I don't know why I'm saying all this except that I don't quite understand why setting the crossover higher is reducing the bass. Setting it higher would just seem to be causing more signal to get to the sub and would tend to make it produce more sound. The issue with computer speakers is that they already have a built in crossover that's designed to match the capabilities of the speaker set. Since computer speaker satellites are usually very small and incapable of producing bass on their own without... well... destroying themselves, the subwoofer crossover is usually set pretty darn high.
That's part of the reason why subs in computer speaker systems tend to be annoying. If you have a relatively powerful (or loud I guess would be a better word) sub, it ends up blaring some of the frequencies above 80hz.

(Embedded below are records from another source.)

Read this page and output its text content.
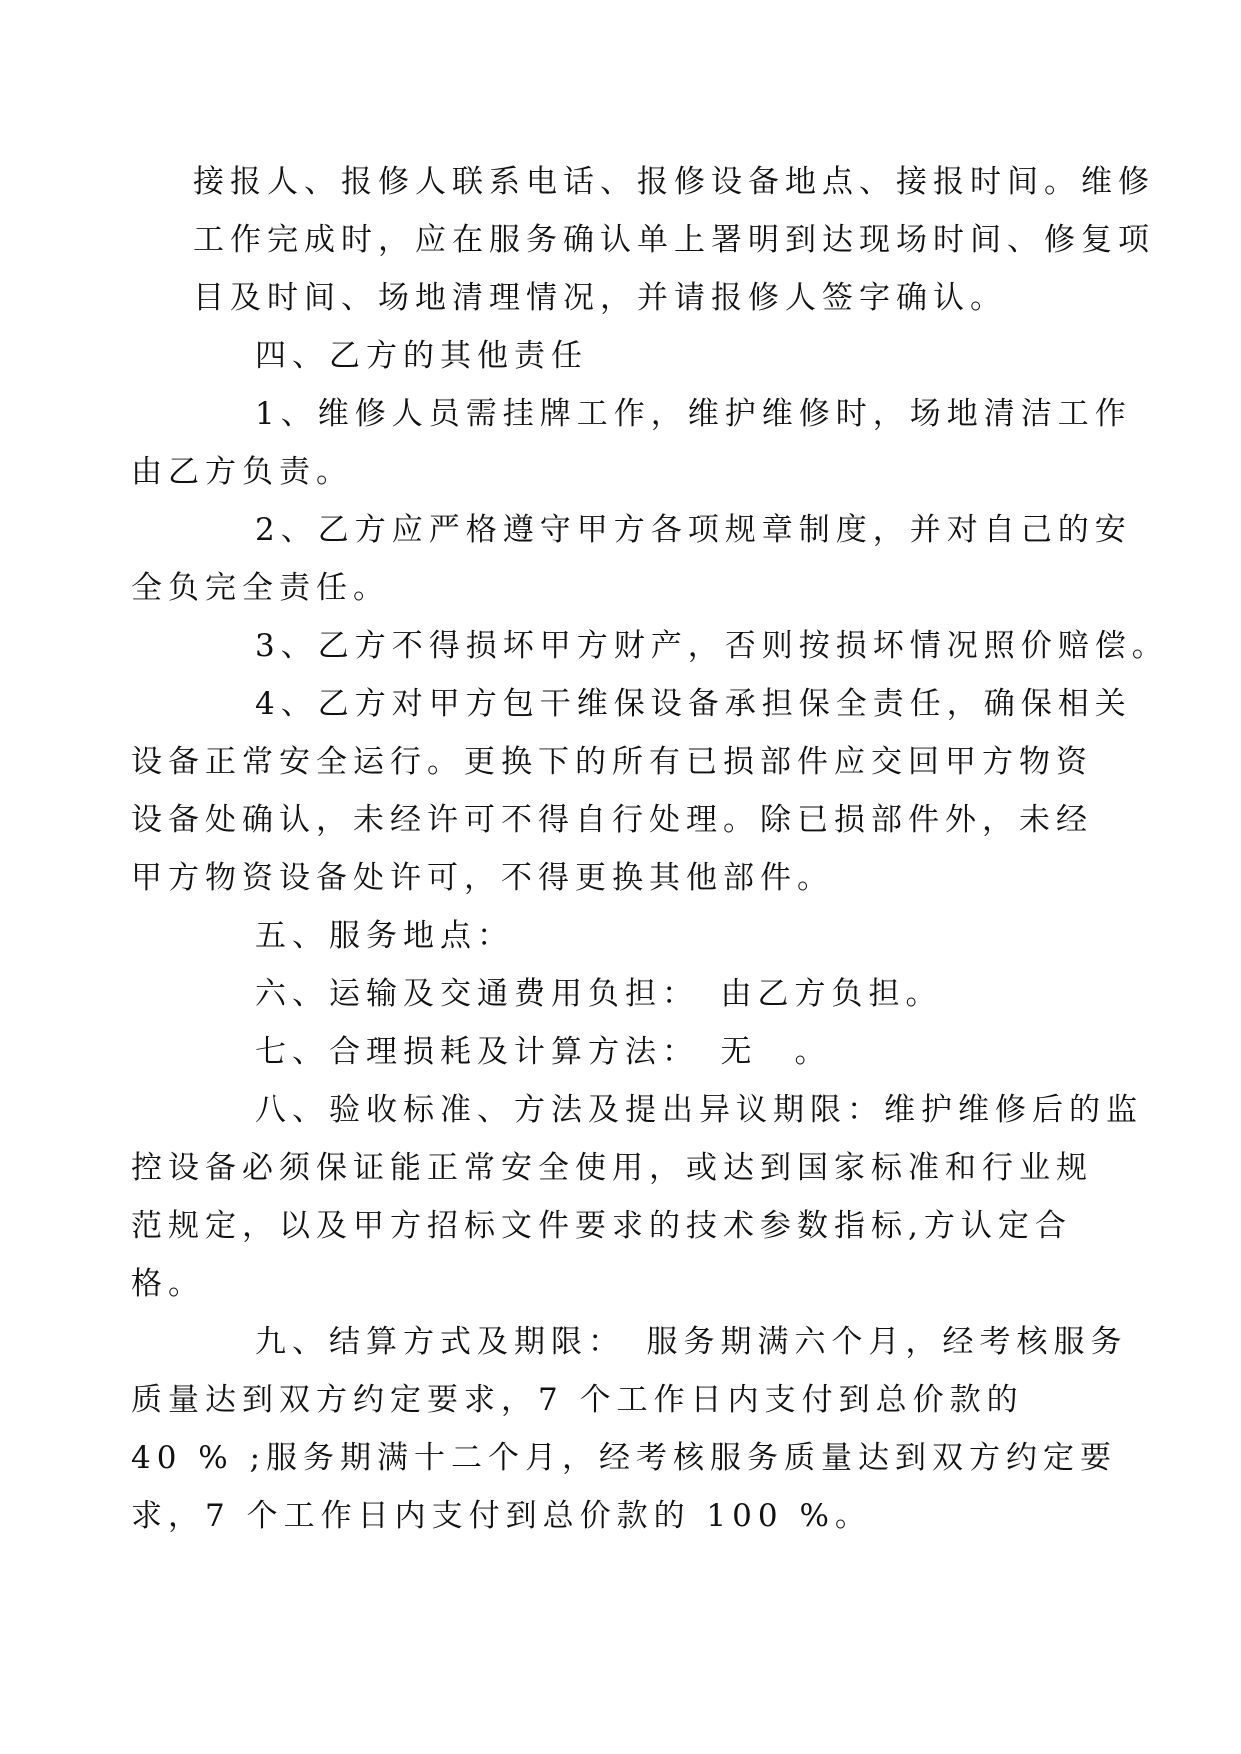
接报人、报修人联系电话、报修设备地点、接报时间。维修
工作完成时，应在服务确认单上署明到达现场时间、修复项
目及时间、场地清理情况，并请报修人签字确认。
四、乙方的其他责任
1、维修人员需挂牌工作，维护维修时，场地清洁工作
由乙方负责。
2、乙方应严格遵守甲方各项规章制度，并对自己的安
全负完全责任。
3、乙方不得损坏甲方财产，否则按损坏情况照价赔偿。
4、乙方对甲方包干维保设备承担保全责任，确保相关
设备正常安全运行。更换下的所有已损部件应交回甲方物资
设备处确认，未经许可不得自行处理。除已损部件外，未经
甲方物资设备处许可，不得更换其他部件。
五、服务地点：
六、运输及交通费用负担：　由乙方负担。
七、合理损耗及计算方法：　无　。
八、验收标准、方法及提出异议期限：维护维修后的监
控设备必须保证能正常安全使用，或达到国家标准和行业规
范规定，以及甲方招标文件要求的技术参数指标,方认定合
格。
九、结算方式及期限：　服务期满六个月，经考核服务
质量达到双方约定要求，7 个工作日内支付到总价款的
40 % ;服务期满十二个月，经考核服务质量达到双方约定要
求，7 个工作日内支付到总价款的 100 %。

Not only can you localize where the sub is since the crossover is set high enough that the human ear can locate the higher frequencies coming out of the sub, but it tends to sound bad in general
Because computer speaker sets have a set crossover point built into them, I'm not quite sure what setting a crossover in the signal you give them is really doing. For small speakers in hometheater applications, 200hz would be quite high for a crossover point. If you're setting your to 400hz or higher, a ton of frequencies would be getting diverted to the sub. Depending on how the "crossover" really works though, I could see how that might actually be kind of like a high pass filter. Maybe the information below the "crossover" frequency just gets thrown out. That would certainly explain why setting it higher would reduce your bass output.
If you want to get nerdy, you could try to get some test tones and listen to some different frequencies and try to tell what is really going on.
At any rate, I would think a decent equalizer in combination with setting the sub's volume control all the way down would be enough to cut the bass down on the speakers. In my own experience with the cheap logitech sets, turning the volume on the sub all the way down was enough to get them tame enough. Add to that a possible 20dB reduction to bass in equalizers, and I have a hard time believing that you really need to mess with "crossover" controls.